Machine learning. Yandex course for those who want to spend the New Year holidays with benefit
New Year holidays are a good time not only for recreation, but also for self-education. You can take your mind off everyday tasks and devote a few days to learning something new that will help you all year (or maybe not one). Therefore, we decided this weekend to publish a series of posts with lectures from the courses of the first semester of the School of Data Analysis.
Today - about the most important. Modern data analysis without it is impossible to imagine. The course covers the main tasks of learning by precedent: classification, clustering, regression, reduction of dimension. Methods for solving them, both classical and new, created in the last 10–15 years, are being studied. The emphasis is on a deep understanding of the mathematical foundations, relationships, advantages and limitations of the methods under consideration. Separate theorems are presented with proofs.
')
Konstantin Vyacheslavovich Vorontsov, senior researcher at the Computing Center of the Russian Academy of Sciences, reads a course of lectures.

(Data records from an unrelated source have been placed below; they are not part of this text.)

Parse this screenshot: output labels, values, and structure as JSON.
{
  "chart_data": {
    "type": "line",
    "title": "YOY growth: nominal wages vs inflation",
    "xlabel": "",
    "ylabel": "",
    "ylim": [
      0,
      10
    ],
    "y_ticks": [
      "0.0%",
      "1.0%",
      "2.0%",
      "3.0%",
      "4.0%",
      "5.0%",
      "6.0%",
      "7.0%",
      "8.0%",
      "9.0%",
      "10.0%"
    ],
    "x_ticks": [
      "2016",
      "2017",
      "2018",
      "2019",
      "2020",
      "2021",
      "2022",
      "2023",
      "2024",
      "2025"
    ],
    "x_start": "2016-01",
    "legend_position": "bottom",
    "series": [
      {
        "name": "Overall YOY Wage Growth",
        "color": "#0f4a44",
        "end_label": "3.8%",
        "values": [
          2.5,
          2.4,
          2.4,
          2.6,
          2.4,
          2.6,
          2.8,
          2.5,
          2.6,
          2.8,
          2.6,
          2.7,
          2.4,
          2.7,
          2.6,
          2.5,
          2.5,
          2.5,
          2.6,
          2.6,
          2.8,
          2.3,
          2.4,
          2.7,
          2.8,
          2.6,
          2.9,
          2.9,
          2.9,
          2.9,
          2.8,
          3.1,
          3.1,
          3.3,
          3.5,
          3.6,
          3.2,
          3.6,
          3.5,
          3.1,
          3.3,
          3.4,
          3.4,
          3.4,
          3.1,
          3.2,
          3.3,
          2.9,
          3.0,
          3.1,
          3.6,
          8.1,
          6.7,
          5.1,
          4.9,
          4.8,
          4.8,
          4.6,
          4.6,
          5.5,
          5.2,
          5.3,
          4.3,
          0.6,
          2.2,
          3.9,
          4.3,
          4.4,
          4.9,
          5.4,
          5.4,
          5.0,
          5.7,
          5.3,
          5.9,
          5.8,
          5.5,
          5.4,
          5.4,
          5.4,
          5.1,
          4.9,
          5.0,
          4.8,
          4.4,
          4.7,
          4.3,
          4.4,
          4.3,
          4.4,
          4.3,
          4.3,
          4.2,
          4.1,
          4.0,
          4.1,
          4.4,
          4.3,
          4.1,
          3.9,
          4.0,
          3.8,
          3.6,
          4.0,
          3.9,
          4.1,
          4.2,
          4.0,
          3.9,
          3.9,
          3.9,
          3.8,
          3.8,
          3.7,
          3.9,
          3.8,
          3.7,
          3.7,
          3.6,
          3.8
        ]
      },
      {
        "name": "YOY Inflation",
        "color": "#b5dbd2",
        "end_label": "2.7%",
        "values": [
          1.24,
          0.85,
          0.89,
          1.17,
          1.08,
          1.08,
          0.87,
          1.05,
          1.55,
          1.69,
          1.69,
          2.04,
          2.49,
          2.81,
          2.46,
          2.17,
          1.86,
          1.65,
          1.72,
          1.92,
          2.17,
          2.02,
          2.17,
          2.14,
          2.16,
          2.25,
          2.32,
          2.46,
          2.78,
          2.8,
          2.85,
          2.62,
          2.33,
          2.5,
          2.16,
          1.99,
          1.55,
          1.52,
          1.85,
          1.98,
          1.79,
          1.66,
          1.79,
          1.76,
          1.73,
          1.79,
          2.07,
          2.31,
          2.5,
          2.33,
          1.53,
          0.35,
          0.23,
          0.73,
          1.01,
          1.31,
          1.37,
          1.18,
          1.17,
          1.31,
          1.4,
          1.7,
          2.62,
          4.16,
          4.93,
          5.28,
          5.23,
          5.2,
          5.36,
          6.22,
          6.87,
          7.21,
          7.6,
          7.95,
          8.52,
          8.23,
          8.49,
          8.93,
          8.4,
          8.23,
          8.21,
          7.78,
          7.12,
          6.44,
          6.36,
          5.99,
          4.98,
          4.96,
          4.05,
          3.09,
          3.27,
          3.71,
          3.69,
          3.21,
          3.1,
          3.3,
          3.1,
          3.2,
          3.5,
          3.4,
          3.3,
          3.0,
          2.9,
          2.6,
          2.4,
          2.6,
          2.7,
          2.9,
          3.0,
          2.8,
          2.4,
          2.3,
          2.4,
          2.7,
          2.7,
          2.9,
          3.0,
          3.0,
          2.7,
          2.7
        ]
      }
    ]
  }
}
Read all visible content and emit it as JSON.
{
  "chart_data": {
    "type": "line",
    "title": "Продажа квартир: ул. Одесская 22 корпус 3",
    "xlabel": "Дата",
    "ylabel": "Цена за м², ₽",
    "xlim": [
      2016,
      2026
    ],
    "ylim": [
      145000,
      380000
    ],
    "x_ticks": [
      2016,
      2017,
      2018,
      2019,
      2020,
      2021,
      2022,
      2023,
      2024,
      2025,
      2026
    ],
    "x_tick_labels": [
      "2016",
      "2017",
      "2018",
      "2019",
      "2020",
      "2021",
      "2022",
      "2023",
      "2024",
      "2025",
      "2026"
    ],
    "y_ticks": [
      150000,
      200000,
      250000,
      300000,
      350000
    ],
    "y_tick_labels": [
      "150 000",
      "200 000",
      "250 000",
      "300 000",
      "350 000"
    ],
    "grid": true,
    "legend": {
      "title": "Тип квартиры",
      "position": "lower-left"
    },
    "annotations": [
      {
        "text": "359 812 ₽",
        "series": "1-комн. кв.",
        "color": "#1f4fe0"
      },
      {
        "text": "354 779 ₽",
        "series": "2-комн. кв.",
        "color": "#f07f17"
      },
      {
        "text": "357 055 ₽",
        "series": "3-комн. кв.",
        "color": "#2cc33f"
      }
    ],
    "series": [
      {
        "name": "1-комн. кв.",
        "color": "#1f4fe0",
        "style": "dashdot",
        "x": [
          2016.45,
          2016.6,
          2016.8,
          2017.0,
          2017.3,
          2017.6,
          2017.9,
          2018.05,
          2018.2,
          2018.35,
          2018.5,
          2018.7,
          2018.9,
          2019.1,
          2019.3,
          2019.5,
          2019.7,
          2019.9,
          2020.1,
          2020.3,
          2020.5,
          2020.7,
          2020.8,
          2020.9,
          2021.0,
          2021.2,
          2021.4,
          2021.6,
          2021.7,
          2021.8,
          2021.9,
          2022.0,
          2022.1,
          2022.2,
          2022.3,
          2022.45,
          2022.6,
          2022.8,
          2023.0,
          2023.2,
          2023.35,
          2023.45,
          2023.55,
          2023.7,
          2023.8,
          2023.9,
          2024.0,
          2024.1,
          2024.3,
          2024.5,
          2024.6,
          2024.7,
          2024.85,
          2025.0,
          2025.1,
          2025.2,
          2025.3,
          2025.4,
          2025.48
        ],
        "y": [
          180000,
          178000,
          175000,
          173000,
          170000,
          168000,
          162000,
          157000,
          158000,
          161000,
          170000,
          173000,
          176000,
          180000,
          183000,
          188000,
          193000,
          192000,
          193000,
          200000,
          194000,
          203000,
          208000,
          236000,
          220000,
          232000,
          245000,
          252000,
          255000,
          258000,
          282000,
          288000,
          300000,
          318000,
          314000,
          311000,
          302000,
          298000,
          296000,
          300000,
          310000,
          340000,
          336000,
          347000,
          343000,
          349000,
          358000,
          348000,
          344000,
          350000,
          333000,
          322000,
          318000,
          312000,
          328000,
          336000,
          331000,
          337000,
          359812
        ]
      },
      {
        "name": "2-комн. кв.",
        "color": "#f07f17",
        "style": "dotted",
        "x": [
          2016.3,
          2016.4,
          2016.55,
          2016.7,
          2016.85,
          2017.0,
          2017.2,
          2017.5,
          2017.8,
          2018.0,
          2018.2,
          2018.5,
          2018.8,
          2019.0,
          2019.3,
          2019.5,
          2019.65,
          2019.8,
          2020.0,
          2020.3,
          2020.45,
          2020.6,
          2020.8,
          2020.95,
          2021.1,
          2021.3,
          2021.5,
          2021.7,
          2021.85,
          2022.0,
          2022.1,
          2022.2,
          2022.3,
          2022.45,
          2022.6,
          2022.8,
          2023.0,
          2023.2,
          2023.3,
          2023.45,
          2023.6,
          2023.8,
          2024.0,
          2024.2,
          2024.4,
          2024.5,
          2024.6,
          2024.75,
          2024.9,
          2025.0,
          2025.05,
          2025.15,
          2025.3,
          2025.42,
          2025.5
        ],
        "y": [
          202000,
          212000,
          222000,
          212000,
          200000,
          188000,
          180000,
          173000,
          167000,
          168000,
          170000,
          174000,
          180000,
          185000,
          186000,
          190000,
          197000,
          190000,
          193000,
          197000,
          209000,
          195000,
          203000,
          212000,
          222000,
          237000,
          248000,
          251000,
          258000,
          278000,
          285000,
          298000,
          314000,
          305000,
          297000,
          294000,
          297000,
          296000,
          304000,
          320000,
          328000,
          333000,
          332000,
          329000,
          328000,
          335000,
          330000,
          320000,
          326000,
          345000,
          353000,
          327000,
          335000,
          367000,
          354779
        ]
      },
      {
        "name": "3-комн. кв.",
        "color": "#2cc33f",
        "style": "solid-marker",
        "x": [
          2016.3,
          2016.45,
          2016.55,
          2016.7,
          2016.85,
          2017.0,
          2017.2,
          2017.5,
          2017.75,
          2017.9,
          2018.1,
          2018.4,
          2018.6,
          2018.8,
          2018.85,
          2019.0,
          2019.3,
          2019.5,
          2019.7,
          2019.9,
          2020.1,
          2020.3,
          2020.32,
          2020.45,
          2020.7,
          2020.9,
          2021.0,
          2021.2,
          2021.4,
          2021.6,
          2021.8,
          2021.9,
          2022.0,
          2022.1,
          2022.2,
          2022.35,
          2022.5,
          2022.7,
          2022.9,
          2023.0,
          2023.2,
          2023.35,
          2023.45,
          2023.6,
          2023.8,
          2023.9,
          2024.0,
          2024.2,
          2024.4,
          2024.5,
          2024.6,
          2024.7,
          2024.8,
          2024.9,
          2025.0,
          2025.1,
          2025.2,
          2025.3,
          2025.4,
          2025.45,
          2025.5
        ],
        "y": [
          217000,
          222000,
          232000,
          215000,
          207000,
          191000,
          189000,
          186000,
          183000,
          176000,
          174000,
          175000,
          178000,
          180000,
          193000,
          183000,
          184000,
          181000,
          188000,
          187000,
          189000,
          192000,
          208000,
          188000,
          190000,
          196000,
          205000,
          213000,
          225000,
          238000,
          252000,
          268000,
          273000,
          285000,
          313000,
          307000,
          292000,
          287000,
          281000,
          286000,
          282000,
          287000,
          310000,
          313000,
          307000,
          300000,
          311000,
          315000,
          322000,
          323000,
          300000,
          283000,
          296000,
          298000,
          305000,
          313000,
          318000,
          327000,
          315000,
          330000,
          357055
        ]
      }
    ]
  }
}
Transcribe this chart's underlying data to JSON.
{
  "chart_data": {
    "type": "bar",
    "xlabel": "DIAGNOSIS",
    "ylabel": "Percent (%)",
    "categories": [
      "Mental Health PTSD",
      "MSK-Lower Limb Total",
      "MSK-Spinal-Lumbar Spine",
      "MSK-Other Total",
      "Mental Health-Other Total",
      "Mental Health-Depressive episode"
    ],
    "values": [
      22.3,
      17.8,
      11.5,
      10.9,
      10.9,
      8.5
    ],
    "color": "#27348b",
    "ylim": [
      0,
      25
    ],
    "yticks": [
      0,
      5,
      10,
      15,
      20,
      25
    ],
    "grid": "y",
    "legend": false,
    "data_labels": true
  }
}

Deputy Director for Science, ZAO Forexis. Deputy Head of the Department of "Intellectual Systems" FUPM MIPT. Associate Professor of the Department "Mathematical Methods of Forecasting" of the Moscow Institute of Physics and Technology. Expert company "Yandex". Doctor of Physical and Mathematical Sciences.
The basic concepts are: model of algorithms, training method, loss function and quality functional, principle of empirical risk minimization, generalizing ability, sliding control.
Probabilistic formulation of the classification problem. Basic concepts: a priori probability, a posteriori probability, the likelihood function of a class.
Medium risk functional. Errors I and II kind.
Optimal Bayes classifier.
Distribution density estimation: three main approaches.
Naive Bayes classifier.
Non-parametric estimation of the distribution density by Parzen-Rosenblatt. The choice of the kernel function. Selection of window width, variable window width. Parzen window method.
Non-parametric naive Bayes classifier.
Robust density estimation. Sampling of the sample (dropout of emission objects).
Multidimensional normal distribution: geometric interpretation, sample estimates of parameters: expectation vector and covariance matrix.
Quadratic discriminant. Type of dividing surface. The wildcard algorithm, its disadvantages and ways to eliminate them.
Fisher linear discriminant.
Problems of multicollinearity and retraining. Regularization of the covariance matrix.
Dimension reduction method.
Distribution mixture model.
EM-algorithm: the basic idea, the concept of hidden variables, E-step, M-step. Constructive derivation of M-step formulas (without justification of convergence).
The quadratic loss function, the least squares method, coupling with Fisher’s linear discriminant.
The stochastic gradient method and special cases: ADALINE adaptive linear element, Rosenblatt perceptron, Habb rule.
Disadvantages of the stochastic gradient method and ways to eliminate them. Acceleration of convergence, “knocking out” of local minima. The problem of retraining, weight reduction (weight decay).
Hypothesis of exponentiality of the likelihood functions of classes.
The Bayesian optimal classifier linearity theorem.
Evaluation of the posterior probabilities of classes using sigmoid activation function.
Logistic regression. Maximum likelihood principle and logarithmic loss function.
The stochastic gradient method, analogy with the Habb rule.
Optimal separating hyperplane. The concept of the gap between the classes (margin). Cases of linear separability and the absence of linear separability.
Relationship to the minimization of regularized empirical risk. Piecewise linear loss function.
The problem of quadratic programming and the dual problem. The concept of support vectors.
Recommendations for choosing a constant C.
Kernel function (kernel functions), straightening space, Mercer's theorem.
Ways of constructive construction of nuclei. Examples of kernels.
Comparison of SVM with Gaussian core and RBF network.
The structure of a multilayer neural network. Activation functions.
The problem of completeness. The task is exclusive or. Completeness of two-layer networks in the space of Boolean functions.
Error propagation algorithm. Formation of the initial approximation. The problem of network paralysis.
Methods to optimize the network structure. Select the number of layers and the number of neurons in the hidden layer. The gradual complication of the network. Optimal thinning of the network (optimal brain damage).
Tasks and criteria for choosing a teaching method: problems of choosing a model or a teaching method, empirical estimates of sliding control, analytical estimates and regularization criteria.
The theory of generalizing ability: probability of retraining and VC-theory, Occam's razor, combinatorial theory of retraining.
Methods for selecting attributes: brute force and greedy algorithms, df and wide, stochastic search.